An independent research agency in the field of sustainable development is strongly committed to the growth of its employees. The organisation therefore offers a comprehensive range of support for everyone's professional development. They also wanted to pay attention to work pressure. Realising that the work situation is increasingly demanding, management wanted to give employees the necessary tools and knowledge to deal with those conditions.
The central question was: How can our employees, despite increasing work pressure, remain positive and keep their inner clarity and focus?
We started by interviewing employees: What makes this theme really important to you? What things do you find challenging with regard to this topic? How will you be able to notice that this process has made a difference in the end? These conversations helped us design a tailor-made program and it sparked off the participants' reflection process. So, the learning process had already begun.
We then built an integrated programme with attention for physical, relational, cognitive and spiritual aspects of mindfulness. In order to lower the barriers for participants, we started from the cognitive angle: What are your learning objectives? What is stress? Where does mindfulness come from? What is it? Is there scientific evidence for its effectiveness? Then we started slowing down, inviting participants to consciously listen to their inner voice and we addressed the physical aspects through breathing exercises, yoga and meditation.
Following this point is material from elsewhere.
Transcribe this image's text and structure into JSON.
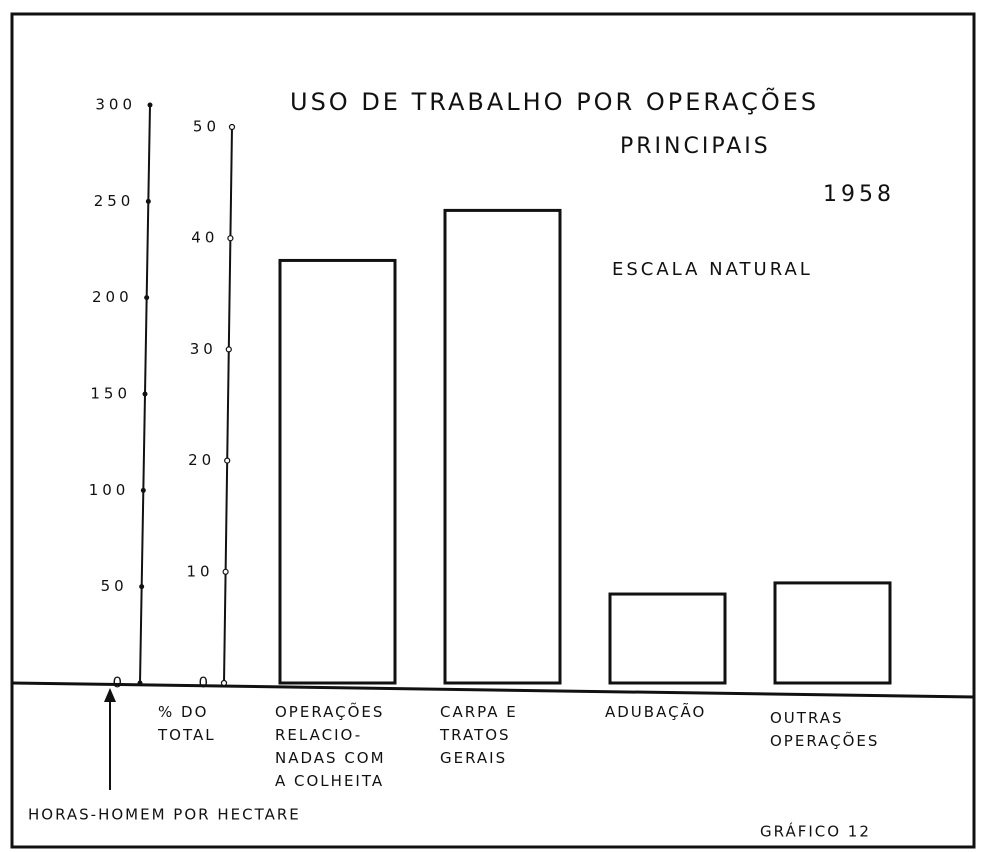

We worked in small groups that came together for half-day workshops to learn in different ways: turning inward, exchanging experiences with colleagues, learning from us as external experts. The small learning groups formed an ideal context for intervision, participants brought their own cases and learned from each other. In between sessions, they worked on small initiatives at their own workplace, each in their own way.
Awareness of well-being grew, and participants realised the effect of prolonged stress on the body and its functioning. Participants learned to recognise their own alarm signals. And they discovered how they can have a positive influence on their own well-being instead of being 'lived' by their job. As a result, employees feel more self-confident and better able to cope with the increasing pressure of their demanding work context.
But more happened... Through this process, themes such as stress and burn-out became open themes for discussion in the organisation. Because of mutual recognition people no longer felt alone in their problems and trust grew. Which also means that people now support each other better in order to be and stay healthy.